Finance

South Africa’s missing R4 trillion

South Africa has experienced consistent underinvestment in infrastructure for the past three decades, which has led to several crises, such as load-shedding, logistics bottlenecks, and water shortages. 

Alongside these major crises, there has also been a steady decline in the quality of South Africa’s roads, bridges, and passenger rail. 

The country only has one piece of infrastructure that is classified as world-class by the South African Institution of Civil Engineering – the Gautrain. 

To reverse this decline, the country is looking to invest heavily in maintaining and upgrading its infrastructure in the coming years by tapping into the private sector’s capital and expertise. 

However, the country, due to its failure to invest in the past, now faces a R4 trillion funding gap. The government’s R1 trillion planned investment for the next three years is a start, but it is not enough. 

Stanlib head of fixed income private markets Johan Marnewick said this gap will be impossible to close without South Africa drawing on every available source of capital, from private markets to retirement funds and offshore investors. 

“The need is urgent. South Africa has experienced consistent underinvestment in infrastructure for three decades, with only a brief spike around the 2010 World Cup,” Marnewick said. 

“A structural constraint in the domestic financial system is that local capital markets are relatively shallow and concentrated compared to developed economies. Deepening capital markets is not merely a financial ambition but a developmental imperative.” 

Increased investment of this sort is vital for South Africa’s economy, with it being a key driver for sustained economic growth. 

Stanlib chief economist Kevin Lings has repeatedly warned that South Africa’s minor economic recovery is too narrow, with growth heavily dependent on consumer spending. 

Much of this is due to short-term cyclical factors, such as lower interest rates and early withdrawals from retirement funds under the two-pot system. 

This is unlikely to last and drive faster economic growth over the long run, as historically, sustained growth has come from increased investment in infrastructure, equipment, and machinery.

“The current investment level is mainly maintenance capex and kind of treading water, with companies waiting for a better environment,” Lings said. 
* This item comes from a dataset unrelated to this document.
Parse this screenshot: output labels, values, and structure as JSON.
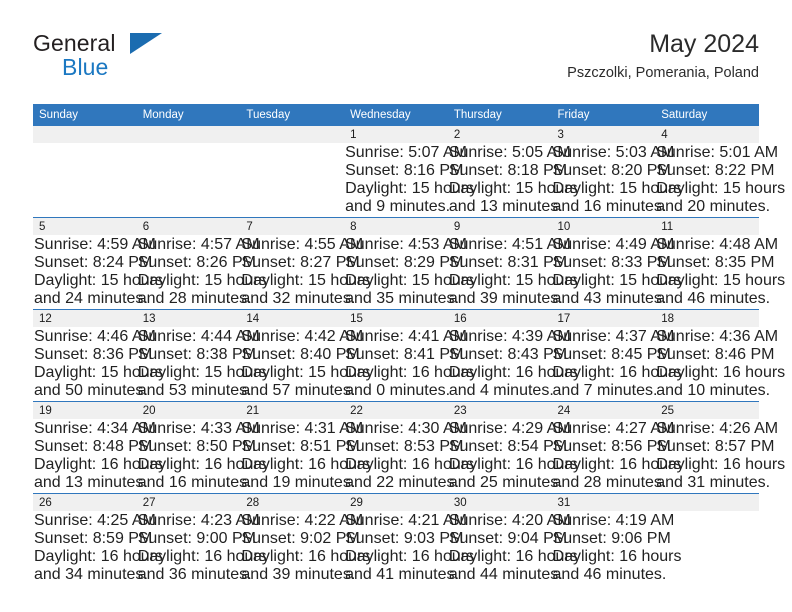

“Instead of deploying capital into growth or hiring, corporates are parking it in money market funds or call accounts.”

Lings has explained that this is largely a function of declining confidence from corporates in the South African economy.

Infrastructure myths 

The good news is that infrastructure is becoming an increasingly attractive investment, with the private sector becoming a much larger player in recent years. 

“There is a false, lingering perception that infrastructure is primarily a public-sector responsibility and somehow not commercially investable,” Marnewick said.  

“In fact, investments into infrastructure equity and debt provide an alternative asset class that generates stable, long-term returns and suits patient investors.” 

Marnewick explained that revised Regulation 28 limits and blended finance models make it possible for retirement funds to participate meaningfully in infrastructure projects without sacrificing returns or governance standards. 

This opens up a significant pool of capital to invest in local infrastructure projects, enabling the country to ensure a larger share of its development is domestically funded. 

Investment in infrastructure has historically been seen as too risky and illiquid for investors to participate, with it requiring a long-term horizon and tight agreements to ensure investors get a return. 

This ignores the fact that structured solutions and private credit strategies are already mitigating these concerns, Marnewick said.

“By their nature, infrastructure investments are intended to provide long-term value enhancement that is most often unlocked at the expense of easy liquidity,” he said. 

“However, illiquidity is partly mitigated by investing in structured funds with sufficient scale and a mix of assets that are in different life stages.”

The more mature assets in the fund will already be generating a steady dividend flow, while new projects in the pipeline or under construction will take a few years to achieve those same outcomes.

Pure equity investors typically take an active, long-term governance role, while credit provides the scale of funding required to make projects viable. 

In many renewable energy projects, equity may account for only 10% to 20% of the capital stack. Debt provides by far the larger portion. 

With meaningful reform and essential, clear frameworks for private participation, water infrastructure may be the next viable investment opportunity. 

“By directing capital into real assets that provide essential services to the economy, infrastructure investment becomes far more significant than a financial exercise – it becomes tangible nation-building,” Marnewick said.